W Pudle - Samolot myśliwski Nakajima Ki-84 Hayate - 1/72 - Arma Hobby

Model: Nakajima K-84 Hayate, Expert Set, Nr kat.: 70051
Skala: 1:72
Producent: Arma Hobby
Tworzywo: model wtryskowy plus elementy fototrawione, maski,
Malowanie: 6 x Japonia  

 Zapowiedź tego akurat modelu okazała się nie lada sensacją nie tylko w Polsce ale przede wszystkim na świecie. Po wielkim sukcesie modelu P-51 B/C apetyty modelarzy były bardzo duże, oczekiwania także. Co ciekawe, na światowych rankingach prowadzonych głównie przez zagraniczne sklepy modelarskie, Ki-84 Hayate w wykonaniu Arma Hobby wskoczył od razu na listy bestsellerów, pomimo, że był dopiero zapowiedzią modelu a nie gotowym produktem. Dzięki uprzejmości producenta otrzymaliśmy egzemplarze do testów , więc nie czekajmy dłużej,  tylko przyjrzyjmy się jak w pudełku prezentuje się nowy zestaw Arma Hobby.

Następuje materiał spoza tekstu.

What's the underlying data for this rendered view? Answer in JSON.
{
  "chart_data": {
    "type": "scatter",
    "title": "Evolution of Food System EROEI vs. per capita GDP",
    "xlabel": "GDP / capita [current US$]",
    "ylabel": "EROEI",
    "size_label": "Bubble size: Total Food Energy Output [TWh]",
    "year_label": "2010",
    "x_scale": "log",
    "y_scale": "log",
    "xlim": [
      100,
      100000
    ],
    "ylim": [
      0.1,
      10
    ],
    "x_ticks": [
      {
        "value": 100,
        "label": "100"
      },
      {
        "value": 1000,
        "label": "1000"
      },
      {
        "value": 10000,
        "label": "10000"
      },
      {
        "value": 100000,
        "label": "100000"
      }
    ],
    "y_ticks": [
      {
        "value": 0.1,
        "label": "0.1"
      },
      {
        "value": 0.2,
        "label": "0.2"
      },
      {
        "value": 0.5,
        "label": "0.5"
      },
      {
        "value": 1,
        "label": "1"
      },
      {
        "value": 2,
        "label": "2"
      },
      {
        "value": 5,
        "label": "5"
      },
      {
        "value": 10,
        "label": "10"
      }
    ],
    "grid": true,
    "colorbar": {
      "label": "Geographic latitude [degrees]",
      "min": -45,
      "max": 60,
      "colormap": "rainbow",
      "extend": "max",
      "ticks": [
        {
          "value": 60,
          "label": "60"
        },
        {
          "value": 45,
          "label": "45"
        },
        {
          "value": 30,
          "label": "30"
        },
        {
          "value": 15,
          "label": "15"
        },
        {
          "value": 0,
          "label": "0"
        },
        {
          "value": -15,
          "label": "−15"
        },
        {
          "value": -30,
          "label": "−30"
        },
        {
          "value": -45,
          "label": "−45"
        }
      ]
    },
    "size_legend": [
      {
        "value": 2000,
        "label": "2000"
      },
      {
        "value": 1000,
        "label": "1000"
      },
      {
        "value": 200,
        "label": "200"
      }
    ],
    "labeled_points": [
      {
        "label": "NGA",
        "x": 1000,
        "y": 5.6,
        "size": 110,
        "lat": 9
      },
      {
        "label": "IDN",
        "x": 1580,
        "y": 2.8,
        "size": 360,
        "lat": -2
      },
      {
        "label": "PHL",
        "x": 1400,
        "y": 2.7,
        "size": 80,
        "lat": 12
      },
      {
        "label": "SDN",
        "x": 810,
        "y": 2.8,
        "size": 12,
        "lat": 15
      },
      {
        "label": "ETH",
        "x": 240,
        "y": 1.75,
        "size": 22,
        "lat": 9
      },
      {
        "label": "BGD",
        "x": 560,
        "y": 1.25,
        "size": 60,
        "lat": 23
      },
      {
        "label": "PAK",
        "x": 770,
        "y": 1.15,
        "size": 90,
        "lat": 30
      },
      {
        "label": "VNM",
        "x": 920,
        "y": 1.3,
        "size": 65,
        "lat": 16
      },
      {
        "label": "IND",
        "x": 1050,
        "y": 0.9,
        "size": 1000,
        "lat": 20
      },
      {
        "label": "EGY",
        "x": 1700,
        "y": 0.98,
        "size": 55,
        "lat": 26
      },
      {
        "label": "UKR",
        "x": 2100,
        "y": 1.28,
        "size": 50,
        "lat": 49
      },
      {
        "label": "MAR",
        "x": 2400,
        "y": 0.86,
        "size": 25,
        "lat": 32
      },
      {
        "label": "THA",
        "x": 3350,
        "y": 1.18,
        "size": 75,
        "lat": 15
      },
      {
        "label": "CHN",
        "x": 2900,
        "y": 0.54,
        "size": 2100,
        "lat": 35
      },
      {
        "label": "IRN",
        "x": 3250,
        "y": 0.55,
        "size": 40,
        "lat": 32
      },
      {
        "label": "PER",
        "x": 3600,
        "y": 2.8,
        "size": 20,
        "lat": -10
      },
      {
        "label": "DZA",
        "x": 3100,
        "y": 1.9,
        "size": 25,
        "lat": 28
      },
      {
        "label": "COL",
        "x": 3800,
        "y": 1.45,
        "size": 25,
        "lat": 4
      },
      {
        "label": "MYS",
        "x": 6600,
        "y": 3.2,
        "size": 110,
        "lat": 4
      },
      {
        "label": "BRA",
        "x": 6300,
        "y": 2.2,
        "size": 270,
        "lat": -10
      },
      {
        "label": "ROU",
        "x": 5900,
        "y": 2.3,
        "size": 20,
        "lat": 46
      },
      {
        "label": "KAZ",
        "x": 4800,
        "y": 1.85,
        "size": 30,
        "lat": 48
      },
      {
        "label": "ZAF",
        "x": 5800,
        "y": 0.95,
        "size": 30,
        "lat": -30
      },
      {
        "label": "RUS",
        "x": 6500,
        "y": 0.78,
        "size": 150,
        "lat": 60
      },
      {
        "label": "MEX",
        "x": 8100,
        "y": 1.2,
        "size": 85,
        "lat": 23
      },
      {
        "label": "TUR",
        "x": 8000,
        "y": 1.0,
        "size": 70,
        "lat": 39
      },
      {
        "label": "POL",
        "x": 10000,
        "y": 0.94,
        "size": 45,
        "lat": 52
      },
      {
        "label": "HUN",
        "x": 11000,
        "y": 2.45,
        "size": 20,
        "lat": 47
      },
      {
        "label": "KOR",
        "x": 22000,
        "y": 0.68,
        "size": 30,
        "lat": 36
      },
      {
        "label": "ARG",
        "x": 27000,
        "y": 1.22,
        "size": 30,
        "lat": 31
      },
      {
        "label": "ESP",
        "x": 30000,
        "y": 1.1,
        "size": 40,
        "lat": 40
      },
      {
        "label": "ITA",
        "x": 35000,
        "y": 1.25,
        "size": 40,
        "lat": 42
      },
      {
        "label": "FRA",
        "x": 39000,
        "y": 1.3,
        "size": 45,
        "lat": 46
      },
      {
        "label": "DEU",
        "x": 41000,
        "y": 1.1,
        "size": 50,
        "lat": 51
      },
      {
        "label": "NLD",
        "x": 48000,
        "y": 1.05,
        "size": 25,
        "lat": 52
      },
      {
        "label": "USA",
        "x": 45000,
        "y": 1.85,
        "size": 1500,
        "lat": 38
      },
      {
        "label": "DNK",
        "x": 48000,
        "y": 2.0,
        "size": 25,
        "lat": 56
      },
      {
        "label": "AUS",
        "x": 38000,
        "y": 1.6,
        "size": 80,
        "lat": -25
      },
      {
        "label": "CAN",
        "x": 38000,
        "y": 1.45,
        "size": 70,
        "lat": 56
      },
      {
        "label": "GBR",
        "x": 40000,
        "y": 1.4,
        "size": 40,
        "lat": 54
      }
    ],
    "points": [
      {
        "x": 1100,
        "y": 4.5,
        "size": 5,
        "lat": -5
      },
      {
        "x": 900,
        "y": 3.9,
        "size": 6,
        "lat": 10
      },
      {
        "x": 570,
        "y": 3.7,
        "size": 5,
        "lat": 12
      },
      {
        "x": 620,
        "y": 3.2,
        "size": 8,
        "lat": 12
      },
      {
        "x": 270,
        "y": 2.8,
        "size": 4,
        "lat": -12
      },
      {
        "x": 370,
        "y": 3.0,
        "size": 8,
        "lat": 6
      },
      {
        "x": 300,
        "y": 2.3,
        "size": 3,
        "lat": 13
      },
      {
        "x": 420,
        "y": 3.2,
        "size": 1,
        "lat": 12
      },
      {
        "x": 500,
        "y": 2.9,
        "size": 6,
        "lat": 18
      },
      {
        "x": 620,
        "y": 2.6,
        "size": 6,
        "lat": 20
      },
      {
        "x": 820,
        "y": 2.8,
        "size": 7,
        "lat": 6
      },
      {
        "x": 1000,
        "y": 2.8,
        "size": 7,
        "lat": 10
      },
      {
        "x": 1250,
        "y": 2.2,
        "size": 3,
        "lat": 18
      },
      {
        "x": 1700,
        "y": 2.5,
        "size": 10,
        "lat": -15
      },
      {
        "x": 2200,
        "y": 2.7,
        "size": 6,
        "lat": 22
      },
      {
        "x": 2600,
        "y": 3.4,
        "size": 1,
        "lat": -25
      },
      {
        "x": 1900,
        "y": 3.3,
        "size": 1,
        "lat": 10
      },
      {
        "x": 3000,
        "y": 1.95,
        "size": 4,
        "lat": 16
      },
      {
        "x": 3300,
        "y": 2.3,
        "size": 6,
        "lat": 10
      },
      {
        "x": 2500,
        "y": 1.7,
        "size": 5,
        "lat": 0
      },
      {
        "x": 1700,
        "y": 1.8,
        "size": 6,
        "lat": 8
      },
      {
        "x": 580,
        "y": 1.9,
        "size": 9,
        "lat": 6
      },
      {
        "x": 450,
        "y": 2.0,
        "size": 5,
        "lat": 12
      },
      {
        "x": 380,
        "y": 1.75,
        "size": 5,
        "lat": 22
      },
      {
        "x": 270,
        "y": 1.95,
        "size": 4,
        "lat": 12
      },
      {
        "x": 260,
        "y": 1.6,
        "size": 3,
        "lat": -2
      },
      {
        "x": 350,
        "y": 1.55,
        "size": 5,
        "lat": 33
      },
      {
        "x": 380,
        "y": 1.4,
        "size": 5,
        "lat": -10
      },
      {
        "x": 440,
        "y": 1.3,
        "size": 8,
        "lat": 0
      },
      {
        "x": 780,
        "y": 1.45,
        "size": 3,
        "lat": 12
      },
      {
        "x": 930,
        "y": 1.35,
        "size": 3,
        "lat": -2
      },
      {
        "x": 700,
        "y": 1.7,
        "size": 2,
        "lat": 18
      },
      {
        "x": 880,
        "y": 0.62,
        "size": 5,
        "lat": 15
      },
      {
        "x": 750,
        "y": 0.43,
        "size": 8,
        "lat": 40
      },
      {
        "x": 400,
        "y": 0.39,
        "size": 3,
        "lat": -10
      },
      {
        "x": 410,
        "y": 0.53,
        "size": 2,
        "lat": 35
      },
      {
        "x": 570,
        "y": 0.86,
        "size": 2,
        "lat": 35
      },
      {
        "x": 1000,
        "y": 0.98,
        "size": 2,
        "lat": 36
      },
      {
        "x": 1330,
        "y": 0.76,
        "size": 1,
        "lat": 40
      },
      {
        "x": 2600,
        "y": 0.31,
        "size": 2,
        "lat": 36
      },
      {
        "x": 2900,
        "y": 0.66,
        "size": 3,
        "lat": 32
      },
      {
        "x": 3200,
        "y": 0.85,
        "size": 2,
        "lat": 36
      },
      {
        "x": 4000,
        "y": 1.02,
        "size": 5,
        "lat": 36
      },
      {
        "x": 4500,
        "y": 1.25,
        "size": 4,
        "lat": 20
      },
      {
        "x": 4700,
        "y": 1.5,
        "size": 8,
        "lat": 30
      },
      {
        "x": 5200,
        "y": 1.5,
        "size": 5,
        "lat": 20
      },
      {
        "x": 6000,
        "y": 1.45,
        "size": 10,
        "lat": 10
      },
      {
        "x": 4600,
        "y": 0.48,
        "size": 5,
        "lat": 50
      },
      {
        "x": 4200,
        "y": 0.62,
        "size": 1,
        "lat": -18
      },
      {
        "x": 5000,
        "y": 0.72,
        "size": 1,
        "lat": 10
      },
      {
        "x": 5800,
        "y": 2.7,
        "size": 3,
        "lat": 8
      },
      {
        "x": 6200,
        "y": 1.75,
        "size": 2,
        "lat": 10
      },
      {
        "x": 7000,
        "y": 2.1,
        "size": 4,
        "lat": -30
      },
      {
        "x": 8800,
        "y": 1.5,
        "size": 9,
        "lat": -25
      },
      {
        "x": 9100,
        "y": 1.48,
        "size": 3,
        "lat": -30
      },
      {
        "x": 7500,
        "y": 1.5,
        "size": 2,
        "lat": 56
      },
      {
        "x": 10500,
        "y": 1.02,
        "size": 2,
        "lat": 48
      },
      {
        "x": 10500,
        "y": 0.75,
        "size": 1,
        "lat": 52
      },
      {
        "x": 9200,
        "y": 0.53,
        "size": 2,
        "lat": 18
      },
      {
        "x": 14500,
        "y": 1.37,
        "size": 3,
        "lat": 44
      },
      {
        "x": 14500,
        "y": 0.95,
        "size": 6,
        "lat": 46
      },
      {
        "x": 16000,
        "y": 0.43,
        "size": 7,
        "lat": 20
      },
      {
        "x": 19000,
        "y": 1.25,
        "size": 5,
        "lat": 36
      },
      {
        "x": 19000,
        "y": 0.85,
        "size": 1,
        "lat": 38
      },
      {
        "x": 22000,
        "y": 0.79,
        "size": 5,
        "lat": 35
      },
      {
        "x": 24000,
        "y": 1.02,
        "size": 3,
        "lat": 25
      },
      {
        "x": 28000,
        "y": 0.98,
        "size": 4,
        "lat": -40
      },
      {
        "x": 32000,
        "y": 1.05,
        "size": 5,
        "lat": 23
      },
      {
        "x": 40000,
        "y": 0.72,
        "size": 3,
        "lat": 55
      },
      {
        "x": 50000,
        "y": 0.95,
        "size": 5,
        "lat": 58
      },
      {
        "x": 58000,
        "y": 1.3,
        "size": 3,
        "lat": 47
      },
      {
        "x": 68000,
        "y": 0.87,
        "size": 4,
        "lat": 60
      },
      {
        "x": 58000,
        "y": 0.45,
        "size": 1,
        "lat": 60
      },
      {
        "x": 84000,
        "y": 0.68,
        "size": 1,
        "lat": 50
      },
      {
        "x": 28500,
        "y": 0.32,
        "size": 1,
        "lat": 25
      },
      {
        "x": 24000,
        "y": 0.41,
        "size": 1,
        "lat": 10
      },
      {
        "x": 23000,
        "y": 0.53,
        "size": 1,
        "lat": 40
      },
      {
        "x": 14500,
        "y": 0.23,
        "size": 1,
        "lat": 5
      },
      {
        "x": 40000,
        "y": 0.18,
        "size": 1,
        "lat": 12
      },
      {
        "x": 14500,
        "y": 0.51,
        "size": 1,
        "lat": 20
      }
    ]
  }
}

Sposób wydania i szata graficzna pudełka nie uległy zmianie. Po co poprawiać coś, co samo w sobie jest dobre. Charakterystycznej, eleganckiej szaty graficznej pudełek modeli Arma Hobby nie da się pomylić z modelami innych producentów. Boxart zdobi obraz namalowany przez Pana Koike Shigeo, znanego z boxartów opracowywanych dla japońskiej Hasegawy, co zresztą także było nie lada sensacją, kiedy warszawski producent zapowiedział swój nowy produkt. Pudełko tradycyjnie otwieramy z boku, zaś na jego rewersie znajdują się boczne sylwetki barwne propozycji malowania. W środku w foliowej torebce znajdują się ramki z elementami, dodatki oraz instrukcja wraz z kalkomanią.

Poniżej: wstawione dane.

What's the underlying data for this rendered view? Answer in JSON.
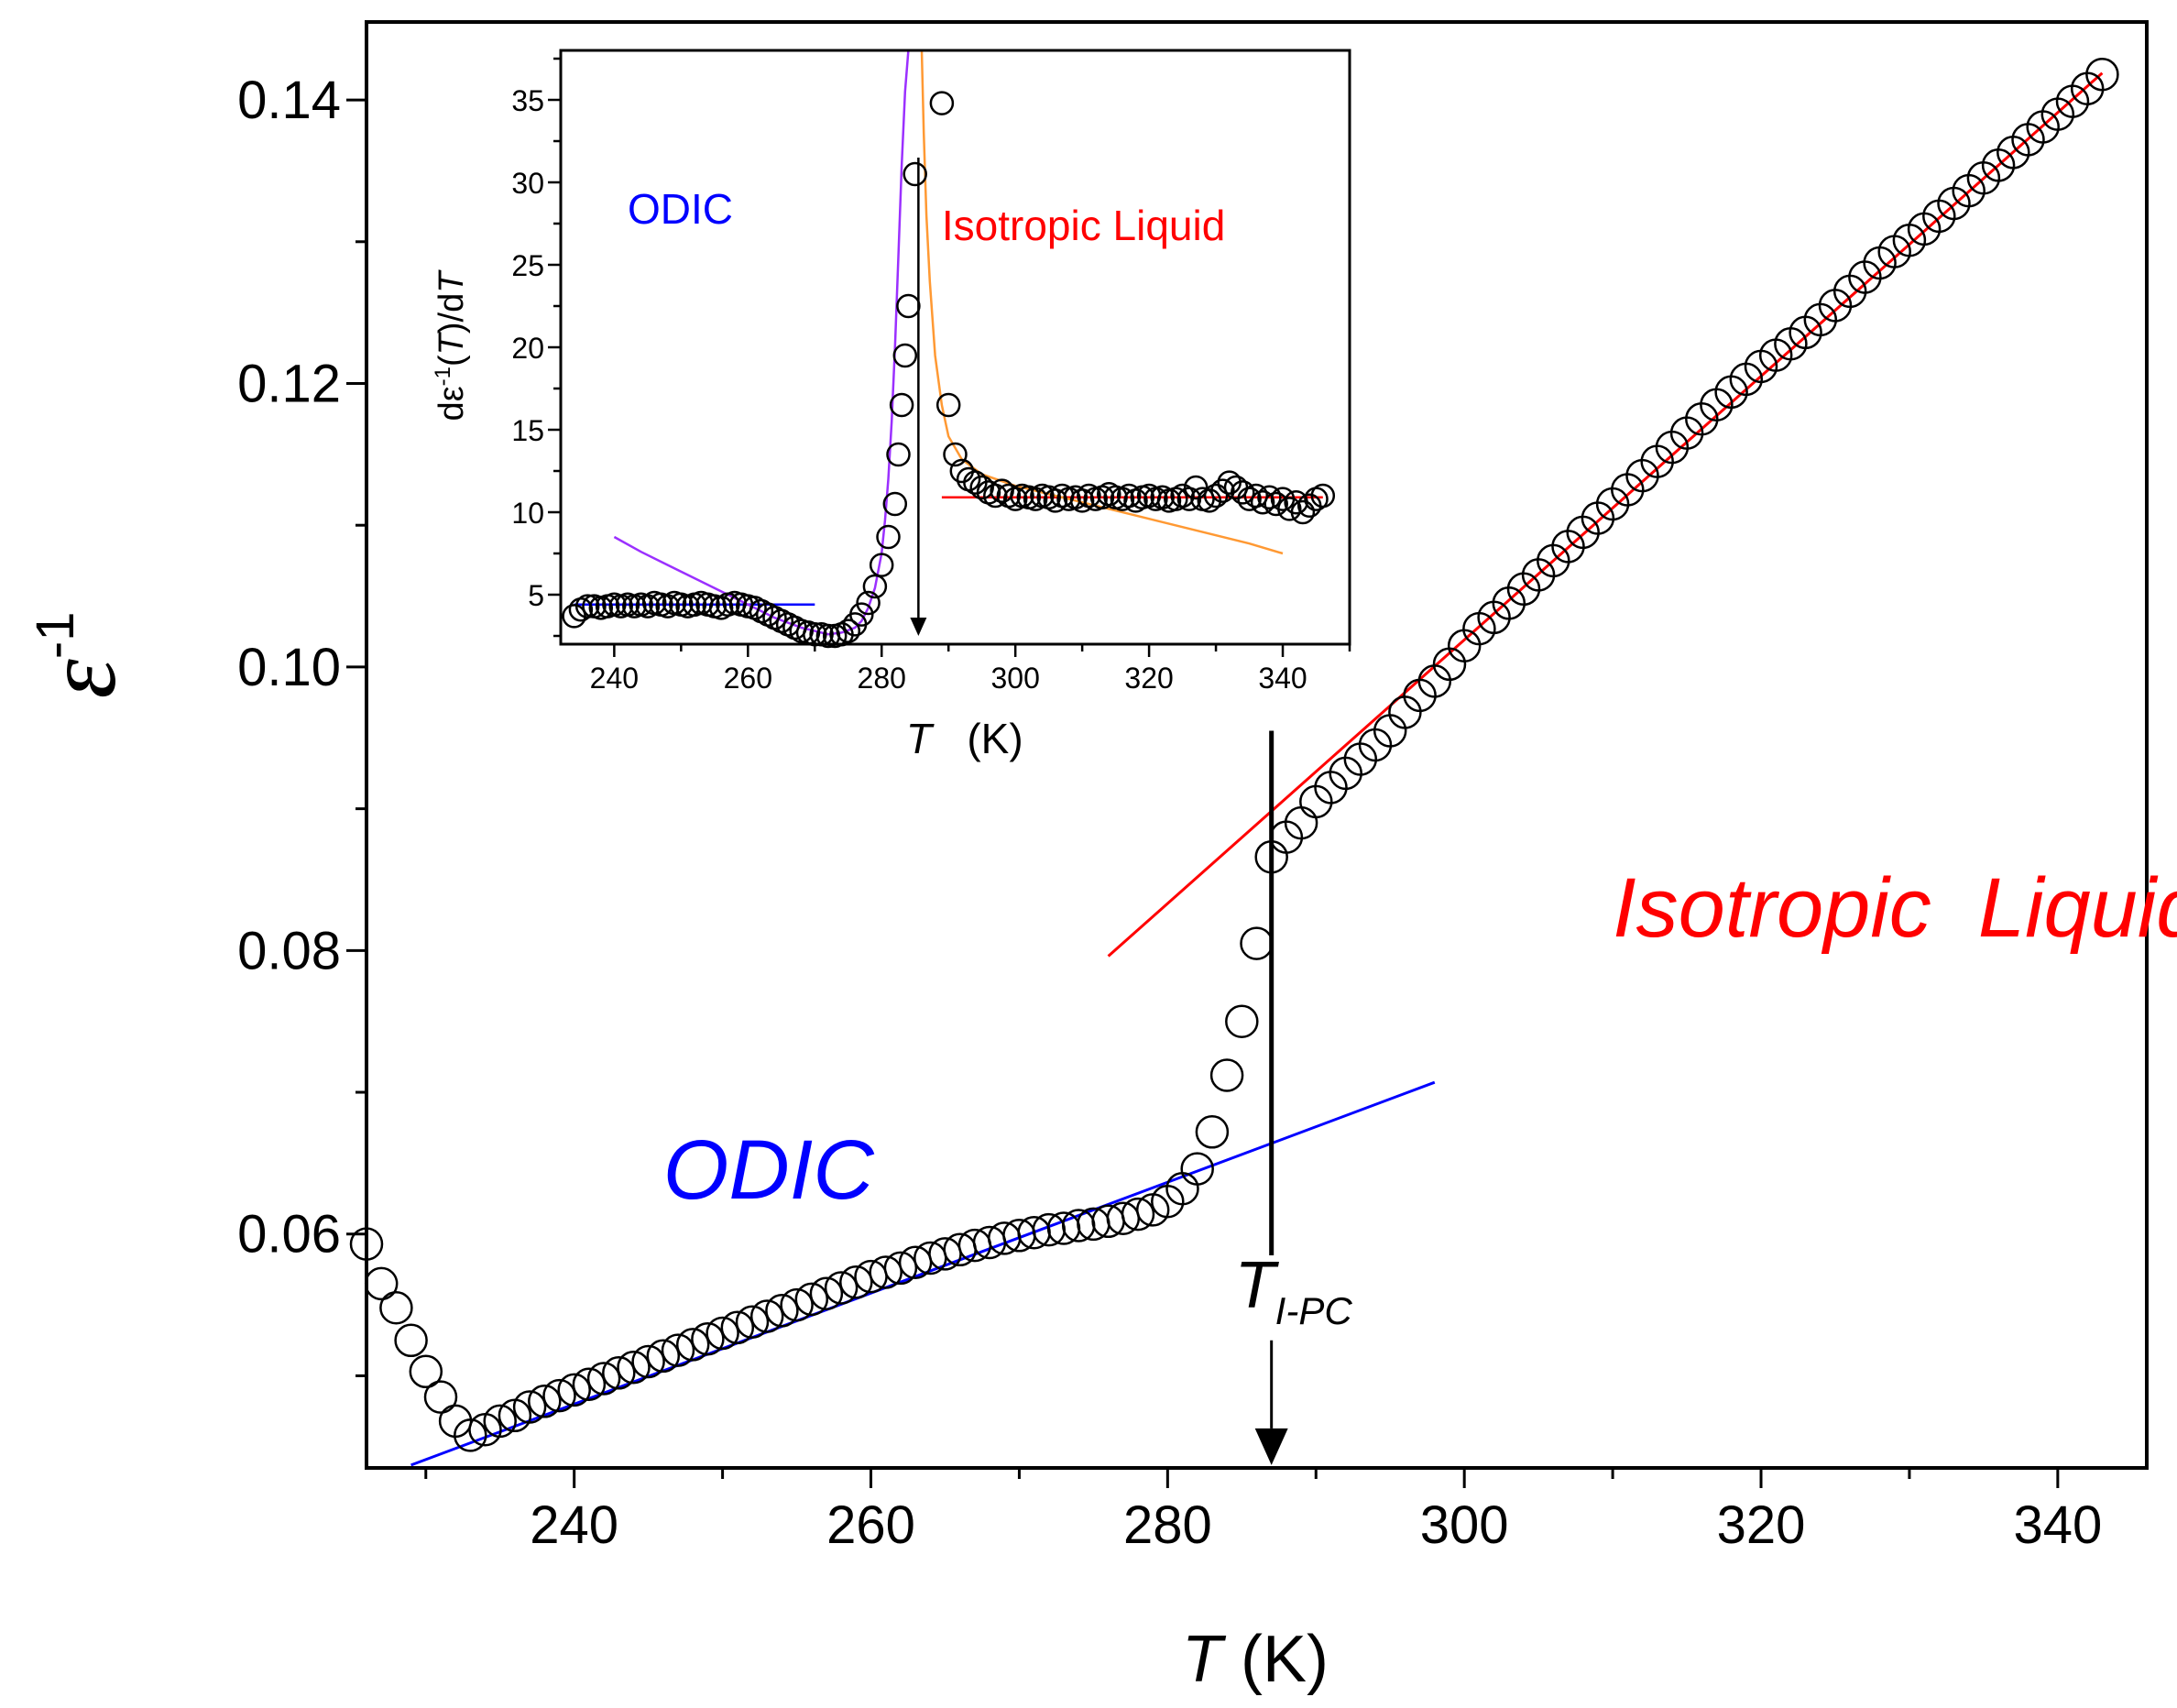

Znana od lat filozofia Arma Hobby zakłada, że dobry model powinien mieć części rozmieszczone na pojedynczej ramce i sprawiać minimum kłopotów podczas klejenia. Od tej zasady zdarzają się jednak wyjątki i takim właśnie jest nowy model Hayate. Zestaw składa się bowiem z dwóch ramek wtryskowych, większej i mniejszej. Wykonano je z jasnoszarego tworzywa o matowej fakturze. Mój egzemplarz miał na torebce nalepkę z napisem „ramka przedprodukcyjna” co mogło sugerować, że mogą się tam znaleźć kultowe niemal jak model Devastatora firmy Monogram jamki skurczowe, rowy czy inne zapadliska. Obejrzałem zawartość ramki pod lupą i ze smutkiem skonstatowałem, że będzie to wyjątkowo nudna recenzja. Znalazłem kilka niewielkich nadlewek i to przy ramkach, a nie przy elementach. Trudno.

Projektant modelu zastosował klasyczny podział technologiczny, bo raczej nie było możliwe wymyślenie niczego innego. Kadłub składa się z dwóch połówek oraz elementu montowanego od góry w rejonie kabiny pilota. Tu mamy dwie wersje, ponieważ zestaw daje możliwość wykonania modelu w dwóch podstawowych wersjach produkcyjnych – Ko i Otsu. Od razu rzuca się w oczy pięknie odwzorowana faktura powierzchni zewnętrznych w postaci cienkich, równych i bardzo wyraźnych linii podziału blach a także nity, które są zróżnicowane pod względem kształtu i wielkości, pomimo, że nie pokrywają całej powierzchni modelu. Mogą co prawda wydawać się nieco zbyt duże jak na skalę 1/72, ale przy zastosowaniu podkładu podczas malowania, powinny stać się delikatniejsze. Równie szczegółowo odwzorowano wewnętrzną konstrukcję kadłuba w rejonie kabiny pilota. Są także charakterystyczne dla Arma Hobby technologiczne wianuszki.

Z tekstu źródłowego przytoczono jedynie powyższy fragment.